THE JOB Part 2
A 3 panel movie. Cheap Marker on 5x8 Paper 2 minute sketches, late night free jazz of the pen. Soundtrack: Clifford Gilberto "The 10th Victim" from Xen Cuts (Ninja Tune)
Part one; It's On
"I have known you all these years, you are really going to make me stick a domino through the mail slot?"
I remained silent,
"Look I got the money right here, cash of course and probably more than the job is worth"
I shrugged but after quickly looking around rweached my hand out.
"My sister says hello by the way."
I pocketed the money.
"You still owe me a domino."
End part one
Part Two; Hard Eights
I went to Spontini's to make my final arrangements. We went over the last details, I always liked to have a back up plan too, What if I did not find him, what if I did and he was with her? How much did Aubrey want me to weight in either situation?
"How are you going?"
"I will drive."
"But you hate cars, you never drive."
"That is exactly why no one will notice or expect me"
From the corner stool Ana was nursing the first drink of last call. She never talked out of school and so had witnessed who knows how many scenes like this. A Dutch-Cuban beauty with an over riding thing for feet of all shapes and sizes.
"If you get tired take your shoes off, drive barefoot."
I half raised my glass to her in salute without turning my head.
The half a second he bent below the bar I had to ask myself as anyone in my position should,in between two hard heartbeats, is this it then. is this how it ends? He popped back up and slid a manilla envelope across the bar. I put it in my coat pocket. I turned around to leave.
"Oh one more thing."
I turned around, a double six, white with black dots was handed to me.
End Part Two
END SCENE; A Lion Alone
I had found them together, His idea of laying low had been the back table of a Chinese restaurant. The scent of jasmine tea and burnt cooking oil. His first instinct had been to sacrifice her and that I thought was about right. He begged, pleaded and when the futility of that became evident threatened which was followed by a sort of wide eyed hands over mouth regret for having done the later. Of course he brought up the old times, the "good old days" .

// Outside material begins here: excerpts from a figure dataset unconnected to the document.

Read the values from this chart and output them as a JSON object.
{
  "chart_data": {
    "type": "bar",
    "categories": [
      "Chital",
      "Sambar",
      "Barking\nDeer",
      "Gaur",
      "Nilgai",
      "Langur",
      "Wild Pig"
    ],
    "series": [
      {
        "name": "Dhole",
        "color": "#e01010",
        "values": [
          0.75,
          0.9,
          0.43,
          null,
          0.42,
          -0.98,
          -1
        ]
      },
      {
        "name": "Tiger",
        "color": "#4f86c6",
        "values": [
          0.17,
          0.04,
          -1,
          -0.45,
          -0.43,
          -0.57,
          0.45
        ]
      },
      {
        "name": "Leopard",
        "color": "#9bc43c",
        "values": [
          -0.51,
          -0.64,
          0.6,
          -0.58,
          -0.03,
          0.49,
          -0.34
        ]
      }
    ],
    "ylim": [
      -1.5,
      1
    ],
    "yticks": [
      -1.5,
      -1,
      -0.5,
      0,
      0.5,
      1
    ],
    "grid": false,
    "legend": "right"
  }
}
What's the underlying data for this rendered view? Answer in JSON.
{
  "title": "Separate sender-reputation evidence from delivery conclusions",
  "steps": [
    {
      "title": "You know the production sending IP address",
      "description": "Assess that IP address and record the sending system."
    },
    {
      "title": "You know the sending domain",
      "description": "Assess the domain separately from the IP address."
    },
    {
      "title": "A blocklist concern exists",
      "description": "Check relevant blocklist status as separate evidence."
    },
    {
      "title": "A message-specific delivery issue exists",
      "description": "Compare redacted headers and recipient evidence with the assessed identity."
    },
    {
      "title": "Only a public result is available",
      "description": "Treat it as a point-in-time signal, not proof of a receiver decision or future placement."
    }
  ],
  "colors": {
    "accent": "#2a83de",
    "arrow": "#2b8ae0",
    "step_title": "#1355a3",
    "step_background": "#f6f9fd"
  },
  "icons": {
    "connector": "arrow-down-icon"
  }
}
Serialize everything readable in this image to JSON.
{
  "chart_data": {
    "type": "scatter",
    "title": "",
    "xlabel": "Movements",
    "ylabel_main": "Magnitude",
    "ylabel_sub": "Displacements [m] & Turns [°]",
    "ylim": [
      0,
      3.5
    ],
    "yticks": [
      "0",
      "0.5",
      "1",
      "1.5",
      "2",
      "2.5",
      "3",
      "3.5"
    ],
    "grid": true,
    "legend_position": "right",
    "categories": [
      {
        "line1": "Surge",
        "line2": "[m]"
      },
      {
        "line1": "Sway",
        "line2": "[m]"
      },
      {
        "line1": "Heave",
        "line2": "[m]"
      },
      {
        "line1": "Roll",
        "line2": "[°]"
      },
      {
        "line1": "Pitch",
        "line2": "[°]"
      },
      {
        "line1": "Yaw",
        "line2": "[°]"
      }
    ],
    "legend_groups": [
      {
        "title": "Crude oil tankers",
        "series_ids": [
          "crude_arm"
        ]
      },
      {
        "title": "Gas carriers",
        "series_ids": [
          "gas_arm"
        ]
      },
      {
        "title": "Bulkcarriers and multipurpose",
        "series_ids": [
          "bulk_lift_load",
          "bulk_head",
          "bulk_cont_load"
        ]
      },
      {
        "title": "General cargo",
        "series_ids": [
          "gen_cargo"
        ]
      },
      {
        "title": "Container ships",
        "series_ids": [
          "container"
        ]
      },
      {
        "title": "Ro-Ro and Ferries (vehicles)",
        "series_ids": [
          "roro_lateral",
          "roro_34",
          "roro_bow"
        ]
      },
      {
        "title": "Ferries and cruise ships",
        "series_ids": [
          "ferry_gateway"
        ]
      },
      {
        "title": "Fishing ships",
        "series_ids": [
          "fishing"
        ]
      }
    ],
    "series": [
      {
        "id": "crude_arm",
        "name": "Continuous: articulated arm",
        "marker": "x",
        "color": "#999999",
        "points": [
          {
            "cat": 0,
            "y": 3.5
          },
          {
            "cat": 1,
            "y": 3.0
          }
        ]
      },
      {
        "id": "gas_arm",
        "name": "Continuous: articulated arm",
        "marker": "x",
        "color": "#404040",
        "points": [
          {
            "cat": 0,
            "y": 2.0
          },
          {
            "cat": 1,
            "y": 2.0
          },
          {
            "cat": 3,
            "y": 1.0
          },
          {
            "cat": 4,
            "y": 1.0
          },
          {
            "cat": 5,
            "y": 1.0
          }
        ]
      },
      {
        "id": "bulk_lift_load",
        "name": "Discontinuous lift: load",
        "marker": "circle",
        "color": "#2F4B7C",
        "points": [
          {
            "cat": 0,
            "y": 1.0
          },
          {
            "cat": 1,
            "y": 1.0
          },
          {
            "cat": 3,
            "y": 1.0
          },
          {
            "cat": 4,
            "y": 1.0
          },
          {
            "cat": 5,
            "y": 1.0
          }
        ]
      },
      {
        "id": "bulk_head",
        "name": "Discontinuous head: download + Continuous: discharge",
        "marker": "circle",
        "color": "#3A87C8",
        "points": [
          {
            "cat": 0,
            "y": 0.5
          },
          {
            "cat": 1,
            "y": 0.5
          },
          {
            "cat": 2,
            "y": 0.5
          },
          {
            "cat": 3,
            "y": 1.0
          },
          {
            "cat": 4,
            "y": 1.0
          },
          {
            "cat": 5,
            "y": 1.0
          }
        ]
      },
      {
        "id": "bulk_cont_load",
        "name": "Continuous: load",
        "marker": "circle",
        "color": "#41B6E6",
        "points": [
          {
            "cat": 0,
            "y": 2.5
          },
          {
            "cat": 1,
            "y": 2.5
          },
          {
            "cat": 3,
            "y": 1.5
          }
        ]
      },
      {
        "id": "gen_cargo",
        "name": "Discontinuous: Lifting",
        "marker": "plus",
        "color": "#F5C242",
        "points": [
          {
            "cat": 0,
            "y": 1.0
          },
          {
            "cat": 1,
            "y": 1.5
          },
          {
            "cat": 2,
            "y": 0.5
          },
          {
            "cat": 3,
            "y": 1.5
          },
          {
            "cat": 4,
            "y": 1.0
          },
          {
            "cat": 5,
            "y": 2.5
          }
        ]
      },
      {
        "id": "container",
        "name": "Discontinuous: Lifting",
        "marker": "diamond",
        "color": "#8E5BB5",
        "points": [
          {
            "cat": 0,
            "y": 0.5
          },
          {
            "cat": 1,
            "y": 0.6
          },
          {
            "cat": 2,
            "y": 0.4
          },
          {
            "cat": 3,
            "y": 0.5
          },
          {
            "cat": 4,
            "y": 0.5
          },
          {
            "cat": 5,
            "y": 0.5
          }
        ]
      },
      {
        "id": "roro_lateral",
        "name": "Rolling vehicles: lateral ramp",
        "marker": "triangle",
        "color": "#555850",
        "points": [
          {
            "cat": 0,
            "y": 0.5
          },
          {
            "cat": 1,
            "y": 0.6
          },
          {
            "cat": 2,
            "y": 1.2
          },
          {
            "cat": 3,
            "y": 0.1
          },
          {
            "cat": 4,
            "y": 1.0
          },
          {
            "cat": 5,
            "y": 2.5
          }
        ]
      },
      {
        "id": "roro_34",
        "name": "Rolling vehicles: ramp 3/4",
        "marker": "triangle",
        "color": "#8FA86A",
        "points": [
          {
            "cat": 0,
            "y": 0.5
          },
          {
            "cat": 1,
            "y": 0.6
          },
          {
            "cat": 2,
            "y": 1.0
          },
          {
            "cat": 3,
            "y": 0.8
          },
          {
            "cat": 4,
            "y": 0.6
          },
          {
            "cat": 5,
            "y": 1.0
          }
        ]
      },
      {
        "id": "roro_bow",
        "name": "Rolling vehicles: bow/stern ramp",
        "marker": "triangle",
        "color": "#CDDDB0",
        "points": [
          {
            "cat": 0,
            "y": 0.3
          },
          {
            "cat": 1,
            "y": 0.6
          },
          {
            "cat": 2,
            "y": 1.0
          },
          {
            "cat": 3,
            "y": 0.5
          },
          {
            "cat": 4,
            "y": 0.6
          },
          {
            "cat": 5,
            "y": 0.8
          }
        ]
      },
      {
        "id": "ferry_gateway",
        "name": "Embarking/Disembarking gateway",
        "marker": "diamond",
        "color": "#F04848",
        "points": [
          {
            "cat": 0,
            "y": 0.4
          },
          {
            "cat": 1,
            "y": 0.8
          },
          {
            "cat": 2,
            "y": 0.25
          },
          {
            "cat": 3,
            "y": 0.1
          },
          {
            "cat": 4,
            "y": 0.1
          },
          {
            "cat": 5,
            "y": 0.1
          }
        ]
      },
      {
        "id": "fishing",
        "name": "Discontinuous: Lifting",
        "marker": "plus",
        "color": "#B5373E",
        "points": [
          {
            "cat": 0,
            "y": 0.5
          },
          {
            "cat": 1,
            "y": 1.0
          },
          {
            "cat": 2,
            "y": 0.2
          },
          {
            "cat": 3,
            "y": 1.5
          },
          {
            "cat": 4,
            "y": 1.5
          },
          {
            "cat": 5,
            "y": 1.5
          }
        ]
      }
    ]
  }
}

"They had not been that good for me."
He pushed her into me as to run for the back door, the first mess made. An exhaling of breath, the icon stare towards a cheap drop down ceiling that had seen its share of pu pu platters and late night pai gow games. I lay her down on her back in the booth and nodded to the waiter that it was ok to call somebody. I chased him but knew it would be over before it became interesting. I read somewhere once that when a child is lost he will automatically head up where as an adult to the center. He had-had it soft his whole life his positions always being given because he was a legacy member. And even as he rose in the organization he did very little actual work, save entertain out of town guests taking them to all the places to do the things he would have been doing any ways but now he did not have to foot the bill. He ran up the fire escape. I followed but could take my time as there was nowhere left to go. The roof top. He stood with his back to the neon skyline. He was babbling in a panic now. I let it flow for a minute or two.
"Look, even if I let you go, they know where you are someone else will come. You have never been good at saving that is half the reason why you are in this mess. I am sorry, it is over."
He decided not to go out with grace, he began taking off his watch extending his hands from which it hung off clammy fingertips towards me. I did not say anything which he took as hope but was really my temper about to flare up.
"Why, why do this, you are not even one of us, you are just a lion alone, you can let me go, give them the money back, I will give you the fee."
It was starting to rain. I thought of something funny, not an articulate thought but a small component of something. So vivid was the image I started to laugh which momentarily mixed with a scream, an opera duet as could have been described by Dante and it was over.